The effects of alloying Fe with 25 at% Co or 30 at% Cu are studied in freeze-cast lamellar foams subjected to redox cycling under H₂- and H₂O-rich atmospheres at 800 ºC, relevant to metal-air batteries. In unalloyed Fe foams, redox cycling causes irreversible Kirkendall porosity growth within lamellae, leading to fracture and buckling in the lamellar architecture which in turn leads to foam densification after a few cycles. By contrast, Fe-25Co lamellae develop, upon oxidation, a pure Co core and a Fe₃O₄ shell which decreases buckling and Kirkendall pore growth, thus slowing sintering and densification of the lamellar foams. After Fe₃O₄ reduction, the Fe-rich shells and Co-rich cores of the lamellae re-homogenize by diffusion to the original single-phase Fe-25Co alloy, achieving a reversible microstructure upon a full redox cycle. After 10 cycles, average channel porosity (between lamellae) undergoes only a small decrease (from 62 % to 46 %), with minimal Kirkendall pore coarsening in the lamellae, consistent with strong sintering resistance in the Fe-25Co foams. The Fe-30Cu foams also display lamellae with Cu core and a Fe₃O₄ shell structure after oxidation, since Cu, like Co, does not oxidize under steam.
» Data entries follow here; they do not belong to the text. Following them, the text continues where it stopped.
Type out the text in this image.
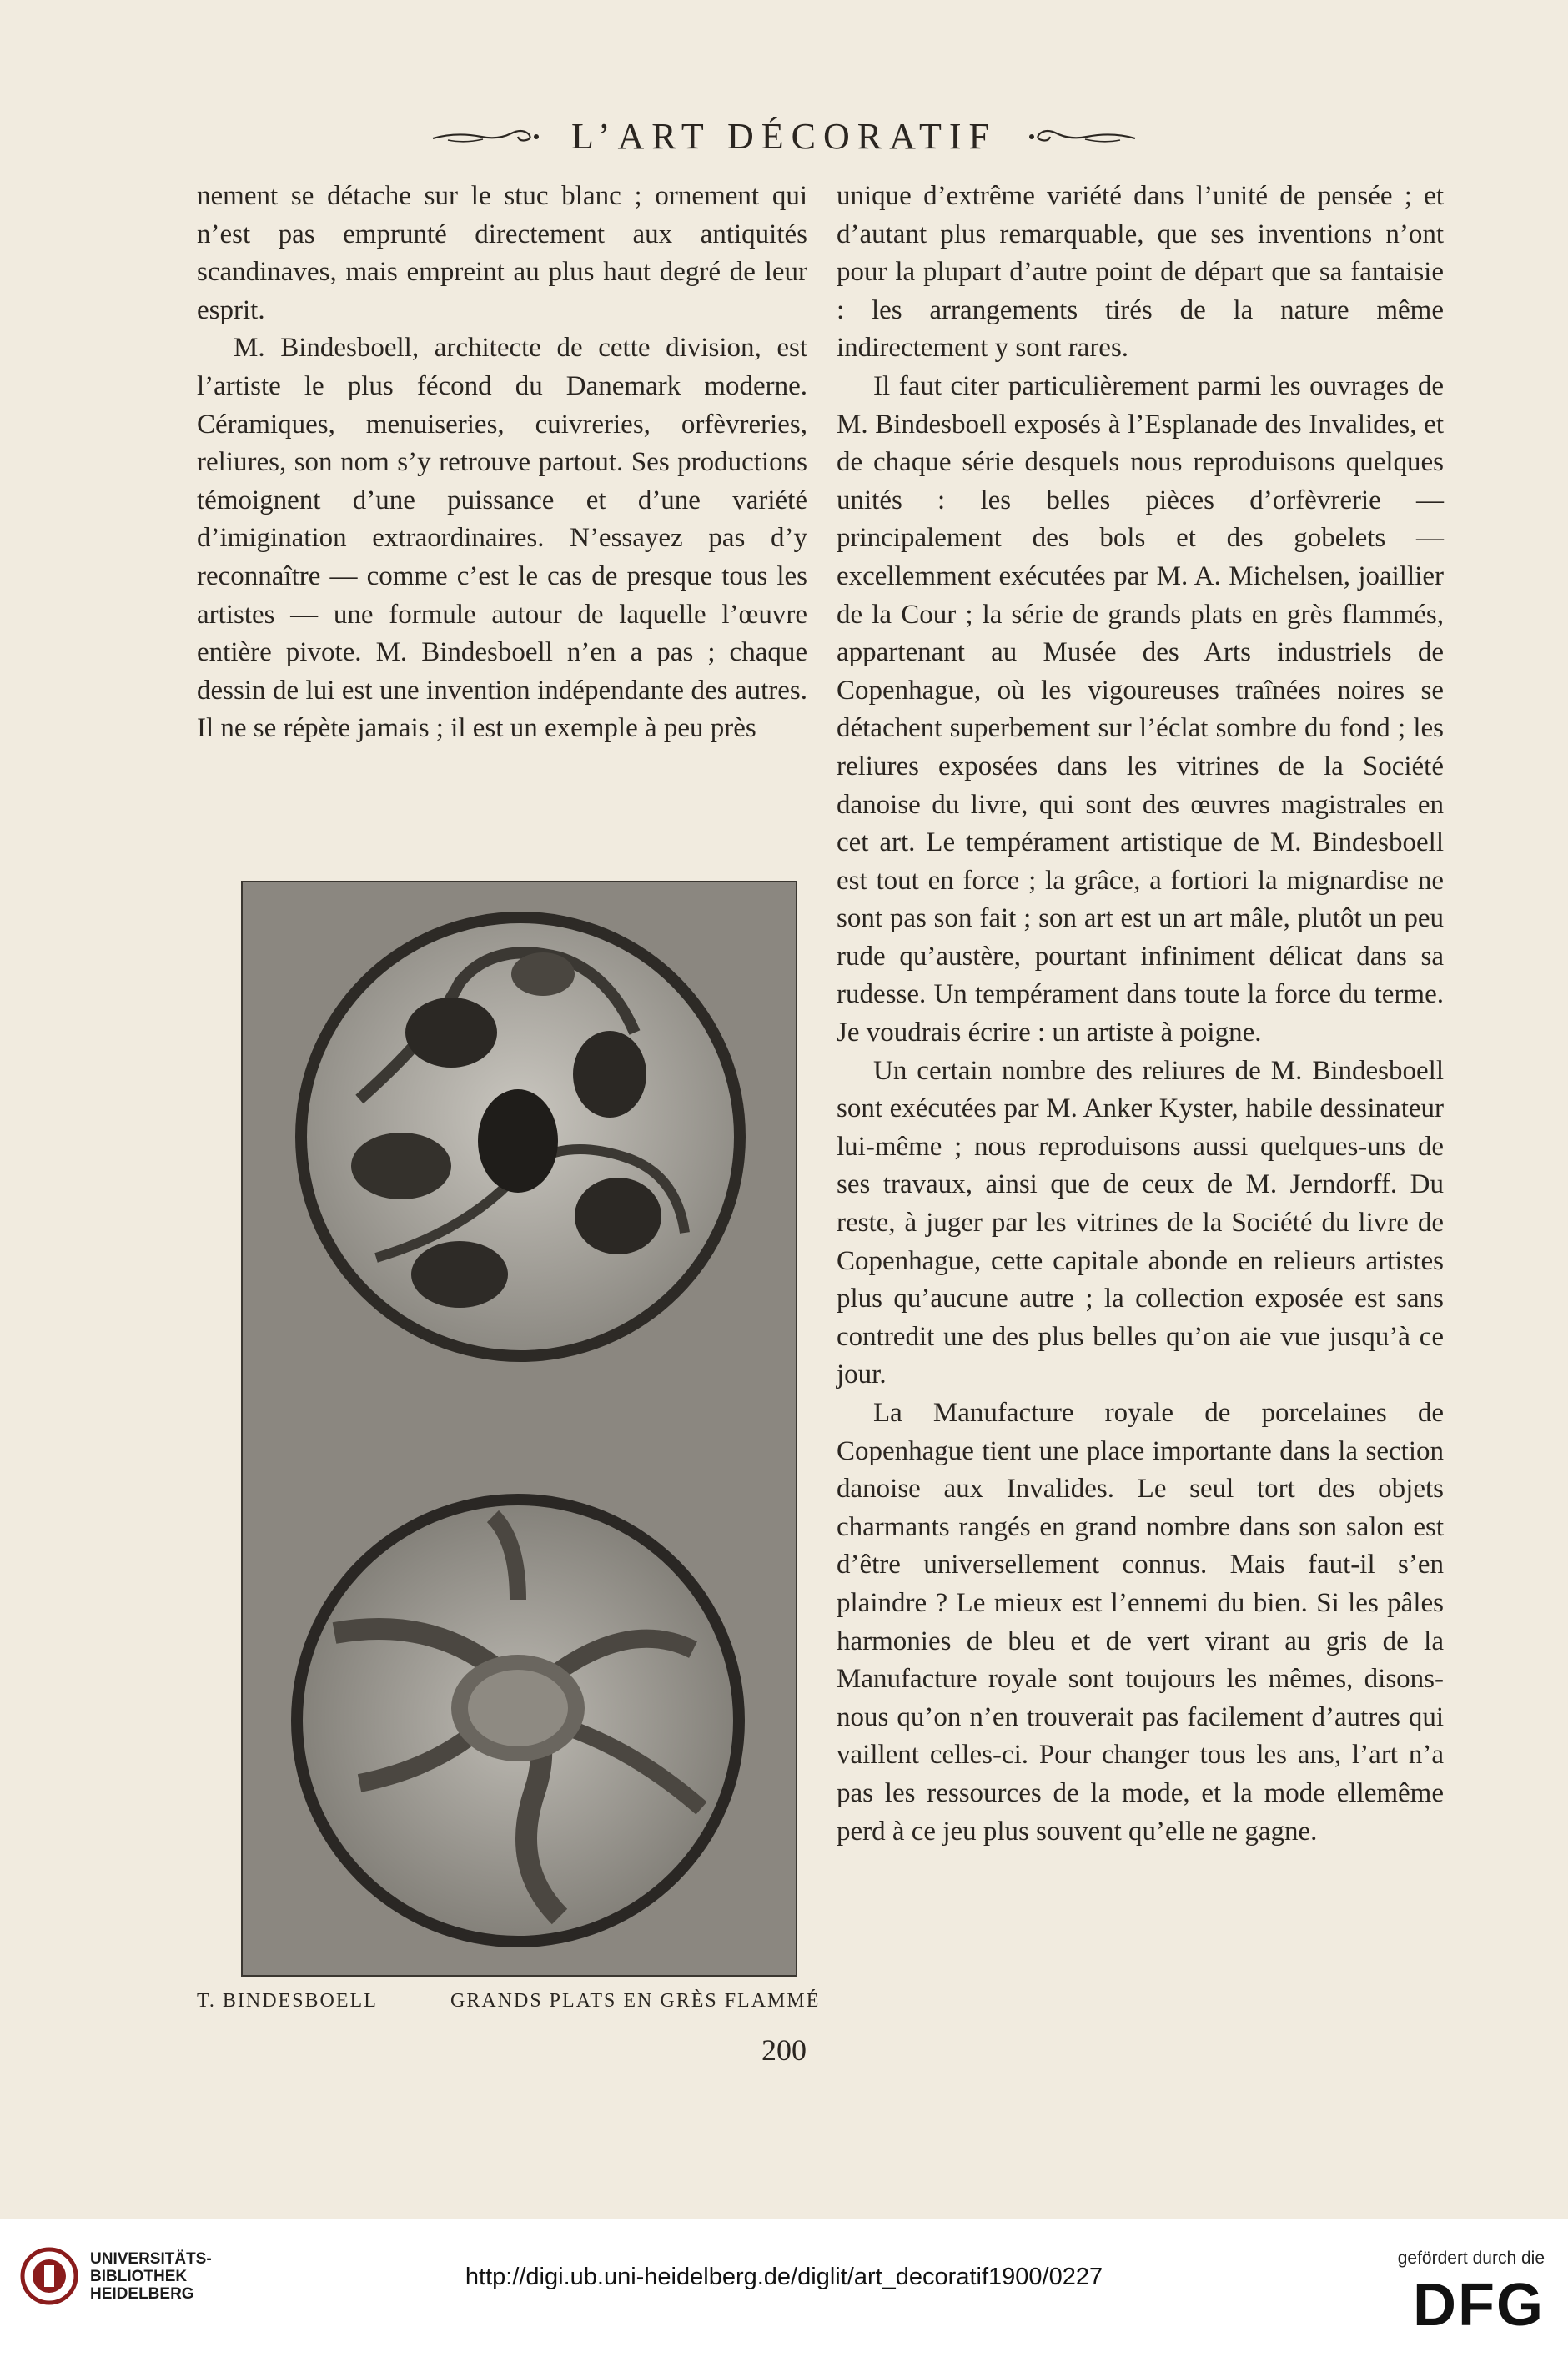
L’ART DÉCORATIF

nement se détache sur le stuc blanc ; ornement qui n’est pas emprunté directement aux antiquités scandinaves, mais empreint au plus haut degré de leur esprit.

M. Bindesboell, architecte de cette division, est l’artiste le plus fécond du Danemark moderne. Céramiques, menuiseries, cuivreries, orfèvreries, reliures, son nom s’y retrouve partout. Ses productions témoignent d’une puissance et d’une variété d’imigination extraordinaires. N’essayez pas d’y reconnaître — comme c’est le cas de presque tous les artistes — une formule autour de laquelle l’œuvre entière pivote. M. Bindesboell n’en a pas ; chaque dessin de lui est une invention indépendante des autres. Il ne se répète jamais ; il est un exemple à peu près

unique d’extrême variété dans l’unité de pensée ; et d’autant plus remarquable, que ses inventions n’ont pour la plupart d’autre point de départ que sa fantaisie : les arrangements tirés de la nature même indirectement y sont rares.

Il faut citer particulièrement parmi les ouvrages de M. Bindesboell exposés à l’Esplanade des Invalides, et de chaque série desquels nous reproduisons quelques unités : les belles pièces d’orfèvrerie — principalement des bols et des gobelets — excellemment exécutées par M. A. Michelsen, joaillier de la Cour ; la série de grands plats en grès flammés, appartenant au Musée des Arts industriels de Copenhague, où les vigoureuses traînées noires se détachent superbement sur l’éclat sombre du fond ; les reliures exposées dans les vitrines de la Société danoise du livre, qui sont des œuvres magistrales en cet art. Le tempérament artistique de M. Bindesboell est tout en force ; la grâce, a fortiori la mignardise ne sont pas son fait ; son art est un art mâle, plutôt un peu rude qu’austère, pourtant infiniment délicat dans sa rudesse. Un tempérament dans toute la force du terme. Je voudrais écrire : un artiste à poigne.

Un certain nombre des reliures de M. Bindesboell sont exécutées par M. Anker Kyster, habile dessinateur lui-même ; nous reproduisons aussi quelques-uns de ses travaux, ainsi que de ceux de M. Jerndorff. Du reste, à juger par les vitrines de la Société du livre de Copenhague, cette capitale abonde en relieurs artistes plus qu’aucune autre ; la collection exposée est sans contredit une des plus belles qu’on aie vue jusqu’à ce jour.

La Manufacture royale de porcelaines de Copenhague tient une place importante dans la section danoise aux Invalides. Le seul tort des objets charmants rangés en grand nombre dans son salon est d’être universellement connus. Mais faut-il s’en plaindre ? Le mieux est l’ennemi du bien. Si les pâles harmonies de bleu et de vert virant au gris de la Manufacture royale sont toujours les mêmes, disons-nous qu’on n’en trouverait pas facilement d’autres qui vaillent celles-ci. Pour changer tous les ans, l’art n’a pas les ressources de la mode, et la mode ellemême perd à ce jeu plus souvent qu’elle ne gagne.

T. BINDESBOELL	GRANDS PLATS EN GRÈS FLAMMÉ
200
UNIVERSITÄTS-
BIBLIOTHEK
HEIDELBERG
http://digi.ub.uni-heidelberg.de/diglit/art_decoratif1900/0227
gefördert durch die
DFG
However, the lack of solubility of Cu in Fe prevents re-homogenization after Fe₃O₄ reduction, so the resulting Cu-core / Fe-shell lamellae undergo severe sintering and densification upon subsequent redox cycling, with channel porosity reducing from 61 % to 9 % after just 5 cycles. For both systems, operando x-ray diffraction during redox cycling reveals that Cu, unlike Co, doubles the Fe oxidation rate, as compared to pure Fe foams.